In October 2016, the Government Accountability Office warned of a declining U.S. inventory of unobligated low-enriched uranium – which is used in the production of tritium, the material that triggers the chain reaction in nuclear weapons – due to the end of Centrus’ enrichment operations. The Energy Department has estimated that its domestic unobligated low-enriched uranium inventory will last until the late 2030s.
Meanwhile, the United States is estimated to have less than 600 metric tons of highly enriched uranium in its fissile material stockpile.
The domestic enrichment issue might be bubbling up again due to concerns regarding U.S. tritium production for the nuclear stockpile, said Miles Pomper, a senior fellow at the James Martin Center for Nonproliferation Studies. He disagreed, however, that this issue necessitates a domestic enrichment capacity.
“We have downblended HEU already that could be used for this in [the] stockpile and we could downblend more from weapons,” Pomper said. “We also can convert naval vessels from HEU to LEU fuel so that less needs to be set aside for them (this is the primary use of existing stockpile). DOE has begun investigating this possibility.”

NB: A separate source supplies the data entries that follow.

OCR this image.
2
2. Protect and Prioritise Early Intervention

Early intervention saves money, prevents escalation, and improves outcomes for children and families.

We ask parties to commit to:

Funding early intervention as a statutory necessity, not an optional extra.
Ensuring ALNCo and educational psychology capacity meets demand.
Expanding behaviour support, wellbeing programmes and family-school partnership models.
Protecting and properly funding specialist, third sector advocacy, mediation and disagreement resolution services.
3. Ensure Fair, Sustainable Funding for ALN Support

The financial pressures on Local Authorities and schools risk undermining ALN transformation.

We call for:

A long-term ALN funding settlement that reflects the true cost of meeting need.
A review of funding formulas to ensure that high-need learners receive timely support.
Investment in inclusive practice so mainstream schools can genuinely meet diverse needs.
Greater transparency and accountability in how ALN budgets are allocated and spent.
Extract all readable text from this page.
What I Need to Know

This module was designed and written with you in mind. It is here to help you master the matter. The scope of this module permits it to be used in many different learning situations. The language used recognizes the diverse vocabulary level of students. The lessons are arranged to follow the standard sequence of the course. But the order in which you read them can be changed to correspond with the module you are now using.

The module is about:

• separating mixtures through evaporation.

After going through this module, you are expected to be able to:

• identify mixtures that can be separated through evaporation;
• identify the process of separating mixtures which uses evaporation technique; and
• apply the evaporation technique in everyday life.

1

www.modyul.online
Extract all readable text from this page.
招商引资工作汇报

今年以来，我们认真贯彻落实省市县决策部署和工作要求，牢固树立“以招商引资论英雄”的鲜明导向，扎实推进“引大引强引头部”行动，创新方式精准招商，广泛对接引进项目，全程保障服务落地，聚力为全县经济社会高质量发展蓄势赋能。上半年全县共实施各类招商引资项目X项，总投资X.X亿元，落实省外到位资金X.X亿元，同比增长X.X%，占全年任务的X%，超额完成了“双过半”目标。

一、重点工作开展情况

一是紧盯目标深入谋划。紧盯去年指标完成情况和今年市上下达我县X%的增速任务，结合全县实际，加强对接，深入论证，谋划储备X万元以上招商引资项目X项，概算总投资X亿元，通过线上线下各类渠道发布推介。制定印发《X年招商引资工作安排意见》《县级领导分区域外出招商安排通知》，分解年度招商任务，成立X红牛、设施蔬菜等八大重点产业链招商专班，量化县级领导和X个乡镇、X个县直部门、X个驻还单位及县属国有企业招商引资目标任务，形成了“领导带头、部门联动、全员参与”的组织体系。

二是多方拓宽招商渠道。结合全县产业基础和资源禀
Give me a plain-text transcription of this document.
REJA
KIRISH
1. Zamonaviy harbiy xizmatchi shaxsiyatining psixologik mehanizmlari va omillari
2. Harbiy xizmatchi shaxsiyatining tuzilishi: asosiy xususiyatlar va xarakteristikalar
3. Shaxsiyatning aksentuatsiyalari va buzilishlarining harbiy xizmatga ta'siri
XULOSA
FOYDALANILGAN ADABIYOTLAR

Arguments in favor of a domestic enrichment capacity, then, may be “a plea for corporate welfare on the part of one company- Centrus Energy,” according to Pomper.
Jack Spencer, vice president for The Heritage Foundation’s Institute for Economic Freedom, said by email that the U.S. gaseous diffusion plants where uranium was enriched were “obsolete and expensive” and therefore “needed to be shut down.” Spencer noted that the United States has a commercial enrichment capability – a plant in New Mexico built by the European energy consortium URENCO.
However, for national security applications, the uranium much be enriched here using U.S. technology and domestic-origin uranium. “A policy decision [on] the development of a domestic supply of national security uranium could be worth investigating,” Spencer said. “Starting the process sooner could save taxpayer money and reduce the risk of developing supply shortages. I have to stress, this does not mean that I would advocate a domestic enrichment program at this time. But I do think that it’s a question worth looking at.”
Fleischmann’s office did not reply to a request for comment.